Note that the substantial size of Jupiter’s EBT contributions indicate the business is generous with its option plans.
This next chart confirms the EBT has done its job by keeping the share count unchanged:
Meanwhile, this chart shows Jupiter spending its free cash only on those EBT purchases and dividends:
And this chart shows Jupiter’s post-flotation debt being cleared with cash and investments then piling higher:
At the end of 2018, cash was £178m and investments — mostly in Jupiter’s own funds — came to £212m.
Note that £64m of the cash position represents Jupiter’s estimated regulatory capital and is therefore not ‘surplus to requirements’. In addition, £74m of Jupiter’s investments are actually owned by clients or carry a matching hedging liability.
As such, Jupiter arguably holds net cash and investments of £252m — approximately 15% of the current market cap.
Employees and pay
I am impressed with the level of revenue generated by Jupiter’s employees. The chart below shows each staff member producing average sales of almost £900k:
SharePad rates Jupiter third in the sector on revenue per employee:
The downside to the impressive employee productivity is the associated expense. Each staff member costs a mighty £251k average a year.
I reckon employee costs as a proportion of all costs have risen from 40% to 50% since the flotation:
My chart below shows the remuneration of Jupiter’s chief executive:
The boss enjoys a £1 million-plus annual bonus every year, regardless of whether earnings rise or fall.
At least Jupiter’s vice chairman — who led the management buyout — ought to fight for shareholders within the boardroom. He holds shares worth £36m:
I should add the vice chairman works only a three-day week.
Valuation and summary
Jupiter has been refreshingly straightforward to analyse.
The accounts are free of complications while the operating margin, ROE and other ratios are signalling investment ‘quality’. The regular special dividends are very positive, too.

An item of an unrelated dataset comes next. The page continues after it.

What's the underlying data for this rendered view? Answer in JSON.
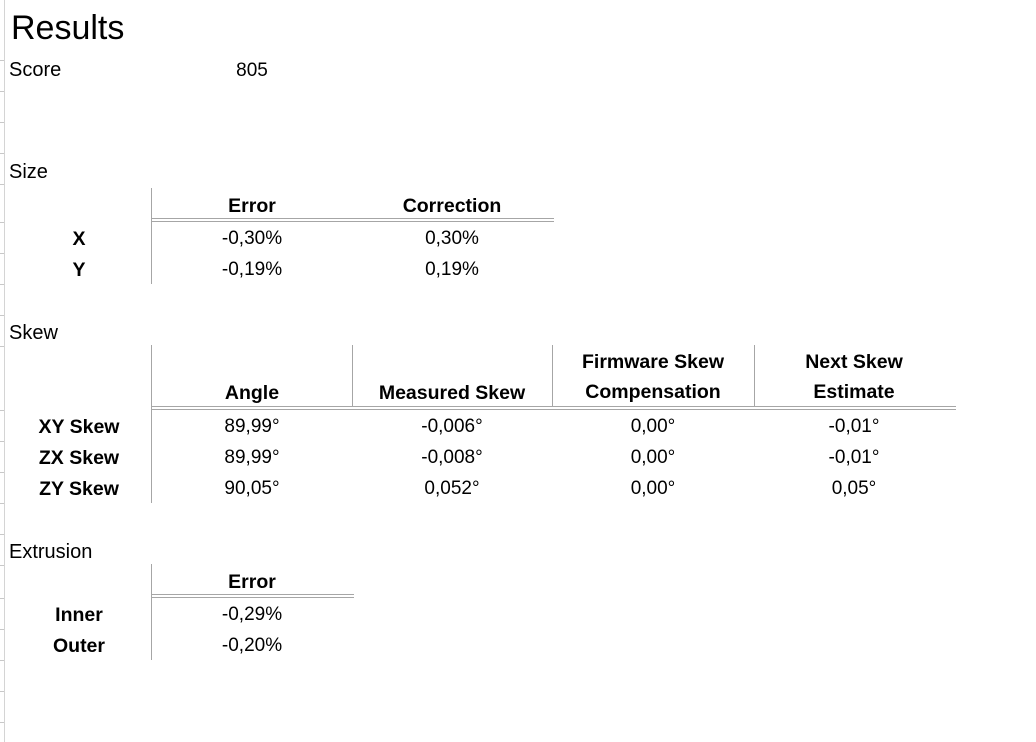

Mind you, fee rates have declined and employment costs have risen. I see both trends continuing, which one day may permanently squeeze Jupiter’s immense profitability.
Those 15 months of outflows are concerning, too. From what I can tell, Jupiter’s largest funds do not collectively boast a sensational investment performance. Some customers have already decided better returns lie elsewhere.
A lot therefore rests on the talents of Mr Darwall, Mr Whitmore, Mr Chatfeild-Roberts and Jupiter’s other managers. A good run of form from the large funds should attract new money, generate extra fees and alleviate any growth worries.
In the meantime, Jupiter’s shares trade at a near-low P/E and a near-high yield:
Assuming a huge bear market is not imminent, Jupiter’s useful dividend looks safe to me. I could understand if fans of the fund-management sector — or indeed fans of Jupiter’s funds — wanted to look closer at the company.
Until next time, I wish you happy and profitable investing with SharePad.
Maynard Paton
Disclosure: Maynard does not own shares in Jupiter Fund Management.